Nery was upset with the polemical, satirical style of our writing, to the extent that he forgot about debating on substance. Why didn’t he debate withLeloy Claudio, who was likewise critical of the Jesuits’Guildelines (“Communal Action Must Target Gloria,” Inquirer’s Talk of the Town, 12 April 2008)? For Nery, Claudio’s response “was a different matter.” The discerning and sophisticated reader would have observed that despite different styles, our paper and Claudio’s paper complemented each other, something that the Inquirer’s Conrad de Quiros observed. We and Claudio, after all, belong to the same organization and have a common stand.


Strangely, Nery did not lambast de Quiros’s column (“Addled, 15 April 2008), which from its title alone was harsher in its criticism of the JesuitCommission’s paper. De Quiros’s position: “The Jesuits’ reasoning is not flawed, it is idiotic.”


Nery did not even bother to defend the proposal for an independent counsel that we criticized. It is indeed difficult to defend the proposals of the Commission, namely the impeachment and the independent counsel. Benjamin Tolosa, who co-wrote the Commission’s Guidelines, said in an email commentary: “Admittedly, the mechanics for both proposals still need to be fully worked out.”

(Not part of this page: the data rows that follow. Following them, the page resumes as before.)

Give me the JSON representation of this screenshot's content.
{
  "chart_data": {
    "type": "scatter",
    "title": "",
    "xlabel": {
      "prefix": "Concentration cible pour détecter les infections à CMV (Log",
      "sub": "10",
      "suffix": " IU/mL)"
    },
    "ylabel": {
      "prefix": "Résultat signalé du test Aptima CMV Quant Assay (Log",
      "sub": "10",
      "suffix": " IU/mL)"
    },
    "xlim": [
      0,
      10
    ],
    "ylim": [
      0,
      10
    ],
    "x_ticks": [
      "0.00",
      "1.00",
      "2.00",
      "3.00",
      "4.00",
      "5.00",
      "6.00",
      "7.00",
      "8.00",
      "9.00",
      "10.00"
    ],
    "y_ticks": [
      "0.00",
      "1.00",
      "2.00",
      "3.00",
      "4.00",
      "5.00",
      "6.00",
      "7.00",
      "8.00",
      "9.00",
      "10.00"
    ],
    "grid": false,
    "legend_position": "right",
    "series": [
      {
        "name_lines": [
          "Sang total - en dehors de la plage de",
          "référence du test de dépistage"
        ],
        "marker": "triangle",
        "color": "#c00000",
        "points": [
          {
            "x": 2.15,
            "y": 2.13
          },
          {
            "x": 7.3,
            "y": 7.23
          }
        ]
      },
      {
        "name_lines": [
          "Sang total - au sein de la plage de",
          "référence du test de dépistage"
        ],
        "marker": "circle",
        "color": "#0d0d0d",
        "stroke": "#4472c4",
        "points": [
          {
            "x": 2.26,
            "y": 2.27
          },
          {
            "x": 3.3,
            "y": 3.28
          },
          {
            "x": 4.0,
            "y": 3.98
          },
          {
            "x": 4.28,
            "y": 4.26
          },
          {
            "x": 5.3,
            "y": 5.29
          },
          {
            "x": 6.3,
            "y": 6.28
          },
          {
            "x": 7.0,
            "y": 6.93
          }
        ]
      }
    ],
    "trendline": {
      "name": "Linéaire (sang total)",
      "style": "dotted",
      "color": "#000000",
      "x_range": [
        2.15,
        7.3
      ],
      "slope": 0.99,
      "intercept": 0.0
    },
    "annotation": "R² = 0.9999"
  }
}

The soldiers of Ignatius should come prepared to do battle. But the Company through its Guidelines offers half-baked proposals—i.e., “still to be fully worked out.” That leads to slaughter on the battlefield.


Nery likewise disassembled parts of what we wrote—distorting and manipulating our formulations. He used previous papers that we individually wrote to pursue his attack.

Resorting to a cheap blow, Nery said, for instance, that Sta. Ana essentially called Father Provincial Danny Huang a “liar.” That was a big leap from what Sta. Ana questioned: that Father Huang did not want to call the Guidelines a position or a manifesto. In the said paper (“The Black Priests,” BusinessWorld, 31 March 2008), Sta. Ana had a kinder interpretation of Father Huang’s endorsement of the Guidelines, a point Nery omitted.


Nery quoted a Buencamino article but took out key passages, to portray Buencamino as one who dismissed the principle of preferential option for the poor. Nery likewise distorted Buencamino’s insight into people power that it is impermissible for an illegitimate administration to engage in “self-defensive action other than preventing wanton vandalism and violence.” Nery interpreted it as an “eye-for-an-eye reading,” as fomenting violence.


Nery’s subjectivism blinded him to attack us, but his arguments were devoid of substance and full of innuendoes and distortions. He, not we, should account for his intellectual dishonesty.